Валя с одной стороны, Гера с другой подхватили Феликса под руки, подняли и потихоньку повели к машине. Спотыкаясь, мужчина шел как в полусне. Было видно, что он все силы прикладывает, чтобы проснуться, но нечто оказывалось сильнее его. Феликса усадили на переднее пассажирское сиденье «Ауди», назад уселись Никанор с Сабуркиным, Алевтина – за руль.
– Ты хоть справисся? – Старик настороженно поглядел, как она уверенно поворачивает ключ в замке зажигания.
– В чем проблема-то? – хмыкнула женщина. – Машина – зверь, сама поедет!
Автомобили без потерь выехали из леса, но дом Петровченко пришлось объезжать – дорогу перекрывала «Нива». Выбравшись на шоссе, Аля взяла курс на Москву, и мимо понеслись леса, сливаясь в единую красно-желтую полосу.
– Ты сильно-то не гони! – забеспокоился Никанор, глядя, как лихо женщина управляет «Ауди». – Не ровен час…
– Напророчишь еще! – процедила Алевтина.
– Нет, ну правда, куда торопиться? – поддержал Валя.
– К ближайшему придорожному кафе! – отрезала она.
– Так сильно кофе хочешь? – Сабуркин с Никанором видели, что Алевтина еле сдерживается, но не понимали причины такого бурного негодования.
– Так сильно хочу узнать, чего же вы, Никанор Потапович с Феликсом Эдуардовичем не рассказали нам о себе! В какие такие секреты удивительные не посвятили!
– Алюшечка… – начал старик, но был перебит:
– Нам из леса все прекрасно видно было! И как Феликс по стенам и крыше бегал, и как ты вдруг в полузверя какого-то обратился! Хотела бы я знать, как это называется!
– Это называется «частичная трансформация», – раздался вдруг голос Феликса. Он сидел с закрытыми глазами, казалось, спит, но на губах его блуждала полуулыбка.
– Феликс, как ты? – подался вперед Сабуркин. – Полегчало тебе?
– Вроде да.

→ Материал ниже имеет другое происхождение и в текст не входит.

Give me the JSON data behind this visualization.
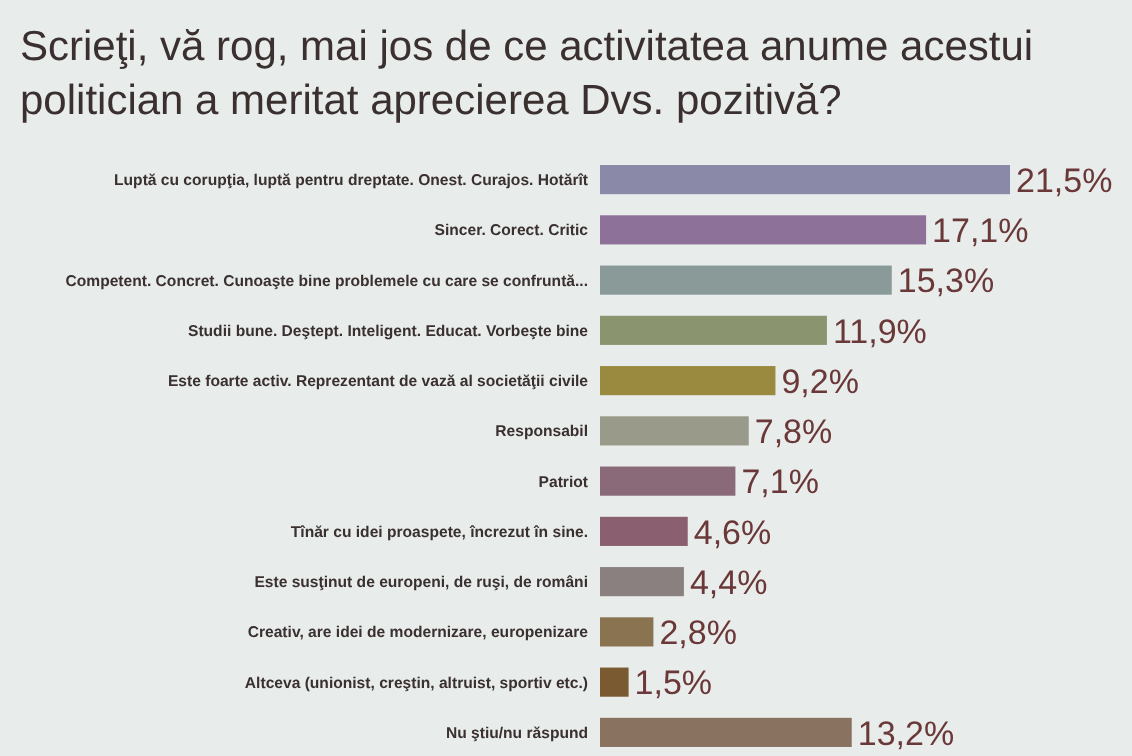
{
  "chart_data": {
    "type": "bar",
    "orientation": "horizontal",
    "relative": false,
    "title": "Scrieţi, vă rog, mai jos de ce activitatea anume acestui politician a meritat aprecierea Dvs. pozitivă?",
    "categories": [
      "Luptă cu corupţia, luptă pentru dreptate. Onest. Curajos. Hotărît",
      "Sincer. Corect. Critic",
      "Competent. Concret. Cunoaşte bine problemele cu care se confruntă...",
      "Studii bune. Deştept. Inteligent. Educat. Vorbeşte bine",
      "Este foarte activ. Reprezentant de vază al societăţii civile",
      "Responsabil",
      "Patriot",
      "Tînăr cu idei proaspete, încrezut în sine.",
      "Este susţinut de europeni, de ruşi, de români",
      "Creativ, are idei de modernizare, europenizare",
      "Altceva (unionist, creştin, altruist, sportiv etc.)",
      "Nu ştiu/nu răspund"
    ],
    "values": [
      21.5,
      17.1,
      15.3,
      11.9,
      9.2,
      7.8,
      7.1,
      4.6,
      4.4,
      2.8,
      1.5,
      13.2
    ],
    "value_labels": [
      "21,5%",
      "17,1%",
      "15,3%",
      "11,9%",
      "9,2%",
      "7,8%",
      "7,1%",
      "4,6%",
      "4,4%",
      "2,8%",
      "1,5%",
      "13,2%"
    ],
    "colors": [
      "#8a8aa8",
      "#8e7199",
      "#8a9a98",
      "#8a9570",
      "#9a8a40",
      "#9a9a8a",
      "#8a6a78",
      "#8a6070",
      "#8a8080",
      "#8a7350",
      "#7a5a30",
      "#8a7260"
    ],
    "xlim": [
      0,
      21.5
    ],
    "tick_labels": "y"
  }
}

Там где-то сзади чемоданчик мой должен быть, подай, пожалуйста.
Валентин передал ему саквояж. Открыв его, Феликс извлек пакет с оставшимися орехами и принялся разламывать, раскручивать кокосы.

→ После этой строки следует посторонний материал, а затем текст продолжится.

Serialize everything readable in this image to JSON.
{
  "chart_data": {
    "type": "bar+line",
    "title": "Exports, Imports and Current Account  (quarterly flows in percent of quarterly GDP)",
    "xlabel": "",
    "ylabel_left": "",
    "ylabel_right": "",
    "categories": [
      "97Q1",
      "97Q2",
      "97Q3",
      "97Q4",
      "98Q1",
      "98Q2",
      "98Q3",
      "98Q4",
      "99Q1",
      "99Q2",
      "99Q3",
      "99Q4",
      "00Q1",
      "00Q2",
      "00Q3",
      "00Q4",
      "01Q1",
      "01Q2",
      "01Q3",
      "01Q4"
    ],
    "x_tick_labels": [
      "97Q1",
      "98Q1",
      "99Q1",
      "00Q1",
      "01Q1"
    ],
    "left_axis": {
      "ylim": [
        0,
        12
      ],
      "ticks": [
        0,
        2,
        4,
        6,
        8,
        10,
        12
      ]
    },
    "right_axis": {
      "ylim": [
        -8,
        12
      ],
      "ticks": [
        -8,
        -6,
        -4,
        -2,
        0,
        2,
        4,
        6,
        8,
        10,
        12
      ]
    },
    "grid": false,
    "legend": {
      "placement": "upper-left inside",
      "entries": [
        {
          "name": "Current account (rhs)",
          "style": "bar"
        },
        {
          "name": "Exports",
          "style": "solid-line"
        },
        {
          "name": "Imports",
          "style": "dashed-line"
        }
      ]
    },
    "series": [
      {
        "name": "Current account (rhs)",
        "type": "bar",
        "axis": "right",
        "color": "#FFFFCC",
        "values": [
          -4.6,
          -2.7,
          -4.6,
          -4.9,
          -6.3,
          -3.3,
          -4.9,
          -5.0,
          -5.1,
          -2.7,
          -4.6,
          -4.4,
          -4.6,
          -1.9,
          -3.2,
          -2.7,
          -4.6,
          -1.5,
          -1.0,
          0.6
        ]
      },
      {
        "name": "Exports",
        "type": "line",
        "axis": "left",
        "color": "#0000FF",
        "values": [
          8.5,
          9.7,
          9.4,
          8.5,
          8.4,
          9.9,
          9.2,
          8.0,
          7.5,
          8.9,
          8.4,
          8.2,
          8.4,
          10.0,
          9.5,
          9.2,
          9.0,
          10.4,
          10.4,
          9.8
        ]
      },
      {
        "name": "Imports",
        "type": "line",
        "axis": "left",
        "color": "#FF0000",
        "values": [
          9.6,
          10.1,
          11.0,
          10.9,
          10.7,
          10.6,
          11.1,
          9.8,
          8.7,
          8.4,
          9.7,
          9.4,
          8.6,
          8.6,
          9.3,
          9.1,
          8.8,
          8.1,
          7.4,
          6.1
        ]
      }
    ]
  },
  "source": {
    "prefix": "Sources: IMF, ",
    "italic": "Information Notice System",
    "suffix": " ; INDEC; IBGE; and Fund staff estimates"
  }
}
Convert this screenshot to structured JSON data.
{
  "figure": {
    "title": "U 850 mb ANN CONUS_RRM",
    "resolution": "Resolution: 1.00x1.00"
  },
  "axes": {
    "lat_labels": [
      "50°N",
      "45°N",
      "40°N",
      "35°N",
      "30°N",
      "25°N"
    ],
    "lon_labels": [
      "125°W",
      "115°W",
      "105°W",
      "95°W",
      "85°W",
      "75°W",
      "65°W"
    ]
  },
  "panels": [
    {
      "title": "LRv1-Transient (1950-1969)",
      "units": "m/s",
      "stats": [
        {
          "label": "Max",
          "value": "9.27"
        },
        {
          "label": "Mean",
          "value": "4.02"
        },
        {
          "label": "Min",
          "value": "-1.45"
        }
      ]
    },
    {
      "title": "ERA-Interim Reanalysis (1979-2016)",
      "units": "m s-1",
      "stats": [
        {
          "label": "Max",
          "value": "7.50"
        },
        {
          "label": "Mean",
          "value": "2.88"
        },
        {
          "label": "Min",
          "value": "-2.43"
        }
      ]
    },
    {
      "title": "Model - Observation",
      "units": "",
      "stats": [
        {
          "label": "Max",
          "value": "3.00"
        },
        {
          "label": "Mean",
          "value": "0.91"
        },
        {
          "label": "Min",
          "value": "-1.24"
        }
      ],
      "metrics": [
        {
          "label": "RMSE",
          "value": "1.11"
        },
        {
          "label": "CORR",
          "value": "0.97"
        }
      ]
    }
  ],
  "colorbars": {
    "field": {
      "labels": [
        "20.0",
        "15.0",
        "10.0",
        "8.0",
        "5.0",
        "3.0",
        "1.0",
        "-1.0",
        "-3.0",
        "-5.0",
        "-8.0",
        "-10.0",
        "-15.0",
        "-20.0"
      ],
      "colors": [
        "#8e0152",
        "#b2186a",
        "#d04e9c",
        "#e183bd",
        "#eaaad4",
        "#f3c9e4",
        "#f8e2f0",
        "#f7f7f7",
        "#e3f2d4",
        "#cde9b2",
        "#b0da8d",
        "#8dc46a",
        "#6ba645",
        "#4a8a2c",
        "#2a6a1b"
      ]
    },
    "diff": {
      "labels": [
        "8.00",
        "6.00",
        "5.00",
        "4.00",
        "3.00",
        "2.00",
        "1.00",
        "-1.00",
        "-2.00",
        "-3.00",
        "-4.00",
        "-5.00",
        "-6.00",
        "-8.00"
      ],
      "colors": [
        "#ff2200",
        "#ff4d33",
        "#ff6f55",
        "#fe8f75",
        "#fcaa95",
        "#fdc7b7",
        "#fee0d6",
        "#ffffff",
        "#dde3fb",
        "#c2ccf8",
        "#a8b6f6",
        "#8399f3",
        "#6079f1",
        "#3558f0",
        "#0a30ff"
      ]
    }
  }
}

– Вот! – резким кивком головы Алевтина указала на его руки, с легкостью разламывающие скорлупу. – И этому я тоже хочу объяснений!
– А до офиса никак подождать нельзя? – выпив молоко, Феликс сложил скорлупу в пакет, убрал обратно в саквояж и поставил его под ноги.
– Нет!
– Хорошо, увидишь придорожное кафе – останавливайся.
– Феликс, думаешь, это он и есть… подходящий момент? – без особого энтузиазма произнес Никанор и вздохнул.
– Почему бы и нет, – равнодушно ответил тот.